23. In regard to claim of exemption under Section 54F we may mention that it is found by the learned CIT(A) that the bank was closed on 31st Aug., 1995, on account of strike as certified by the officials of the concerned bank. From the certificates given by bank officials, the assessee had approached the bank officials with the cheque for the amount of deposit oh 30th Aug., 1995. The assessee remained unable to obtain receipt on 31st Aug., 1995, due to bank strike and the cheque was cleared on 31st Sept., 1995. In this view of the situation, it can well be said that the deposit of the assessee was in accordance with the provisions of statute as on the last date i.e. the 31st Aug., 1995, the deposit could not be made due to the reason which was beyond the control of the assessee particularly in view the efforts were made by the assessee a day prior to last date to deposit the requisite amount in the bank to make him entitle for exemption under Section 54F. As mentioned earlier, this position has also been accepted by learned CIT(A). Therefore, we direct the AO to allow the necessary exemption to the assessee.
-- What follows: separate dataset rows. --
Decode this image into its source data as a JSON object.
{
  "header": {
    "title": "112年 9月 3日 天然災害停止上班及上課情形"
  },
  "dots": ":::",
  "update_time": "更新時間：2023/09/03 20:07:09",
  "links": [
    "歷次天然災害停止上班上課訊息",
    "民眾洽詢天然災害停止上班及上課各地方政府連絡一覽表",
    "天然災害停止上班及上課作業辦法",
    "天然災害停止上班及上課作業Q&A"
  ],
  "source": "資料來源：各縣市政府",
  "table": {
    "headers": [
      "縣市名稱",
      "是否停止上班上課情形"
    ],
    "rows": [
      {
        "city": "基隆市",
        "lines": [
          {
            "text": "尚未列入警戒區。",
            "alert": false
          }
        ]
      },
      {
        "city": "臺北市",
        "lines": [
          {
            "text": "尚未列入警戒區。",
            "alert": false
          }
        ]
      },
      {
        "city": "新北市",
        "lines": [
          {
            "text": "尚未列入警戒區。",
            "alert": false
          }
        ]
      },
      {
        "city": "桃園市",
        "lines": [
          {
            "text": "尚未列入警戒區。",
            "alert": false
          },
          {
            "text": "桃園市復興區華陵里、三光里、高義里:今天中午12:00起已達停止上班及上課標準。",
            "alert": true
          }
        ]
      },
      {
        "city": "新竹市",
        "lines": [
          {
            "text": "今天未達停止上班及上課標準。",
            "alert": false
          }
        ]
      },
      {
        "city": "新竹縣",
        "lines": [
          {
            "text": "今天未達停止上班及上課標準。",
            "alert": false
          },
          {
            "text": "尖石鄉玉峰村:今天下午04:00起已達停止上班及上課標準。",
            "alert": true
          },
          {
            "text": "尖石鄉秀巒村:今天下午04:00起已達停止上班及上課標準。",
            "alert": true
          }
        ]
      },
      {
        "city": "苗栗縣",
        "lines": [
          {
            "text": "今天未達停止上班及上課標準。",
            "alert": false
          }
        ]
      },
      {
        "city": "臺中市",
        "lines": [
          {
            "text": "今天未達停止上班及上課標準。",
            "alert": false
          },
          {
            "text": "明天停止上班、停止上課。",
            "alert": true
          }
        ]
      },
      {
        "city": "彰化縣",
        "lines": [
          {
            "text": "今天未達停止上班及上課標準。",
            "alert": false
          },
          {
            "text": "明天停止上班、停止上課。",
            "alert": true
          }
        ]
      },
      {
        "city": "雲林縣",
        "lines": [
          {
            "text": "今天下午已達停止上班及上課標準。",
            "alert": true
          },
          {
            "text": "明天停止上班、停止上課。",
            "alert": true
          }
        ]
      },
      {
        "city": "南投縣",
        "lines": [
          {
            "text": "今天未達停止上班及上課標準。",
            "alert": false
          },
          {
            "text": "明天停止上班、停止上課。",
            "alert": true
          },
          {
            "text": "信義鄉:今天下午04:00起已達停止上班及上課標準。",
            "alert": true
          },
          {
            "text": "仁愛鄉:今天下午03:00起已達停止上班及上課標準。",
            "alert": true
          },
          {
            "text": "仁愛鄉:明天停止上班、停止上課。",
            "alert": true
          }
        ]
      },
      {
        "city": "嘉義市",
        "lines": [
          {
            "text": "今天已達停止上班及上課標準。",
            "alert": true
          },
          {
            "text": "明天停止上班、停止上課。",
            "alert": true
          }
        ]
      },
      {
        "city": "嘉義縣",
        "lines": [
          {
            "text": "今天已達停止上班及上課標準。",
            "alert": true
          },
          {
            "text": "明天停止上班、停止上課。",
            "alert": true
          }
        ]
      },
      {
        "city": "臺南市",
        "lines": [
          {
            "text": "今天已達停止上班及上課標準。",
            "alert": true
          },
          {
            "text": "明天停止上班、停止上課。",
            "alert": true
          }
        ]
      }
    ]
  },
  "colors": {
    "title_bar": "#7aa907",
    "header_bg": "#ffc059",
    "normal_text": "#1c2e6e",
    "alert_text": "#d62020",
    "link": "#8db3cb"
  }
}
24. Before parting we may observe that Section 54F is a beneficial provision to encourage assessee to invest in house properties. Keeping in mind the avowed object behind the insertion of Section 54F and considering the fact that the assessee was not at fault in not depositing the amount before 31st Aug., 1995, we hold that the deposit made on 1st Sept., 1995, satisfies the condition laid down in Section 54FoftheAct.

25. In the result, appeal of the assessee is partly allowed.